Time becomes good because the day of salvation, the time of grace, dawns brightly in the heart of the believer.343 Goodness does not appear to be a characteristic of time per se; rather, it is something that time is granted through divine promise and divine action.344 Only divine activity can qualify time as truly good time. The flowing away, that is, time's transitoriness, which is basically experienced as negative, appears, on the other hand, to belong to the essence of time itself. What human beings experience as the destructive power of time is thus made relative—from the human perspective—by the subsequent qualification of time as a time of grace. This qualification accomplished by the saving acts of God in Christ also finds a partner in a preexistent qualification of time by divine foreknowledge:
Lang, ehe wir geboren, hast du uns angesehn! "Sie sinds, die vor den Toren des Lebens wartend stehn. Gebt ihnen Raum . . ."345
Divine, loving foreknowledge lends time a connection to eternity, so to speak, from the very beginning, and thus creates trust in the beings who are subject to all the destructive powers of transitoriness. On this basis, on the one hand, hope for an increasingly better understanding of divine truth is possible;346 and, on the other hand, an ethically responsible management of time is provided. It is necessary to be watchful,347 to make use of the brief time that one has,348 and to use it properly,349 as well as to heed the "signs of the times."350 Those who are rushed and pressed should take time to stop351 and live in God's now.352 Daily life should be a liturgy that celebrates the victory of Jesus each and every day.353 As already mentioned, in more recent hymns, times of suffering are no longer dealt with by being content to wait for eternal peace; rather, one strives to search and find meaning in the pres-
Two hymns from the Catholic tradition mention a special time that serves as a place of purification, namely, the interim state of purgatory.355
As already established, the otherworldliness of eternity has moved increasingly into the background during the twentieth century. It does not disappear, but time, growing in significance at its side, distinguishes itself as the habitat of human beings. Kurt Marti expresses an extremely radical this-worldliness in his text from 1986:
In uns kreist das Leben, das uns Gott gegeben, kreist als Stirb und Werde dieser Erde.356
It is a matter of hope for life, hope for the time that is and will come,357 for "Gott hat uns diese Erde gegeben, dass wir auf ihr die Zeit bestehen" (God gave us this earth on which to stand the test of time),358 and "[w]enn wir heute mutig wagen, auf Jesu Weg zu gehn, werden wir in unsern Tagen den kommenden Frieden sehn" (if today we courageously dare to follow the path of Jesus, we will see the coming peace in our days).359 Here, however, one must act in faith, since feelings allow us to enjoy for only brief moments that which, in reality, we possess all the time.360 Contrary to appearances, the future is already now real:
Redan är du den du en gang skall bli:
For "[d]er Himmel, der kommt, grüßt schon die Erde, die ist, wenn die Liebe das Leben verändert" (the heaven to come already greets the earth that exists, when love transforms life).362
When their sojourn in the habitat of time is finally over, then people "gar ur tiden" (they will leave time)363—as the Swedish language expresses it in a synonym for "dying." Until that time, however, the shaping of a lifetime is, to a great degree, the responsibility of human beings; and this also entails special risks. Human self-assertion leads, namely, to an attack on God's sovereignty. A hymn from the 1960s speaks of this dilemma:
Wir wollen leben und uns selbst behaupten.

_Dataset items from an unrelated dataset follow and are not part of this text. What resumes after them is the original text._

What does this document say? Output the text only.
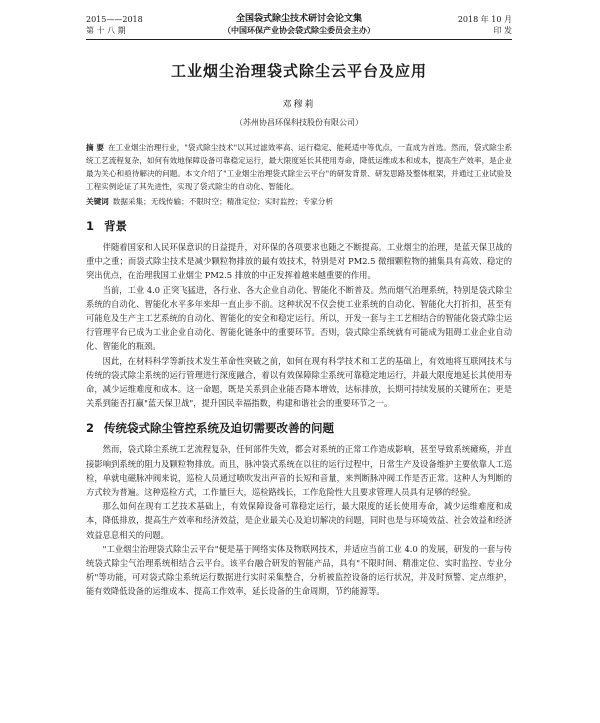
2015——2018
第 十 八 期
全国袋式除尘技术研讨会论文集
（中国环保产业协会袋式除尘委员会主办）
2018 年 10 月
印 发
工业烟尘治理袋式除尘云平台及应用
邓穆莉
（苏州协昌环保科技股份有限公司）
摘 要 在工业烟尘治理行业，"袋式除尘技术"以其过滤效率高、运行稳定、能耗适中等优点，一直成为首选。然而，袋式除尘系统工艺流程复杂，如何有效地保障设备可靠稳定运行，最大限度延长其使用寿命，降低运维成本和成本，提高生产效率，是企业最为关心和亟待解决的问题。本文介绍了"工业烟尘治理袋式除尘云平台"的研发背景、研发思路及整体框架，并通过工业试验及工程实例论证了其先进性，实现了袋式除尘的自动化、智能化。
关键词 数据采集；无线传输；不限时空；精准定位；实时监控；专家分析
1 背景

伴随着国家和人民环保意识的日益提升，对环保的各项要求也随之不断提高。工业烟尘的治理，是蓝天保卫战的重中之重；而袋式除尘技术是减少颗粒物排放的最有效技术，特别是对 PM2.5 微细颗粒物的捕集具有高效、稳定的突出优点，在治理我国工业烟尘 PM2.5 排放的中正发挥着越来越重要的作用。

当前，工业 4.0 正突飞猛进，各行业、各大企业自动化、智能化不断普及。然而烟气治理系统，特别是袋式除尘系统的自动化、智能化水平多年来却一直止步不前。这种状况不仅会使工业系统的自动化、智能化大打折扣，甚至有可能危及生产主工艺系统的自动化、智能化的安全和稳定运行。所以，开发一套与主工艺相结合的智能化袋式除尘运行管理平台已成为工业企业自动化、智能化链条中的重要环节。否则，袋式除尘系统就有可能成为阻碍工业企业自动化、智能化的瓶颈。

因此，在材料科学等新技术发生革命性突破之前，如何在现有科学技术和工艺的基础上，有效地将互联网技术与传统的袋式除尘系统的运行管理进行深度融合，着以有效保障除尘系统可靠稳定地运行，并最大限度地延长其使用寿命，减少运维难度和成本。这一命题，既是关系到企业能否降本增效，达标排放，长期可持续发展的关键所在；更是关系到能否打赢"蓝天保卫战"，提升国民幸福指数，构建和谐社会的重要环节之一。

2 传统袋式除尘管控系统及迫切需要改善的问题

然而，袋式除尘系统工艺流程复杂，任何部件失效，都会对系统的正常工作造成影响，甚至导致系统瘫痪，并直接影响到系统的阻力及颗粒物排放。而且，脉冲袋式系统在以往的运行过程中，日常生产及设备维护主要依靠人工巡检，单就电磁脉冲阀来说，巡检人员通过喷吹发出声音的长短和音量，来判断脉冲阀工作是否正常。这种人为判断的方式较为普遍。这种巡检方式，工作量巨大，巡检路线长，工作危险性大且要求管理人员具有足够的经验。

那么如何在现有工艺技术基础上，有效保障设备可靠稳定运行，最大限度的延长使用寿命，减少运维难度和成本，降低排放，提高生产效率和经济效益，是企业最关心及迫切解决的问题，同时也是与环境效益、社会效益和经济效益息息相关的问题。

"工业烟尘治理袋式除尘云平台"便是基于网络实体及物联网技术，并适应当前工业 4.0 的发展，研发的一套与传统袋式除尘气治理系统相结合云平台。该平台融合研发的智能产品，具有"不限时间、精准定位、实时监控、专业分析"等功能，可对袋式除尘系统运行数据进行实时采集整合，分析被监控设备的运行状况，并及时预警、定点维护，能有效降低设备的运维成本、提高工作效率，延长设备的生命周期，节约能源等。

Doch deine Freiheit setzen wir aufs Spiel.
Nach unserm Willen soll die Welt sich ordnen.
Wir bauen selbstgerecht den Turm der Zeit.364
As a consequence of such Babylonian tower-building, we are dependent upon God's grace again and again:
von gestern und morgen sprich uns los.365
Thus, a person set free from the past and the future could then finally live in the now of the present, which in turn, according to Augustine,366 would be tantamount to a life in eternity.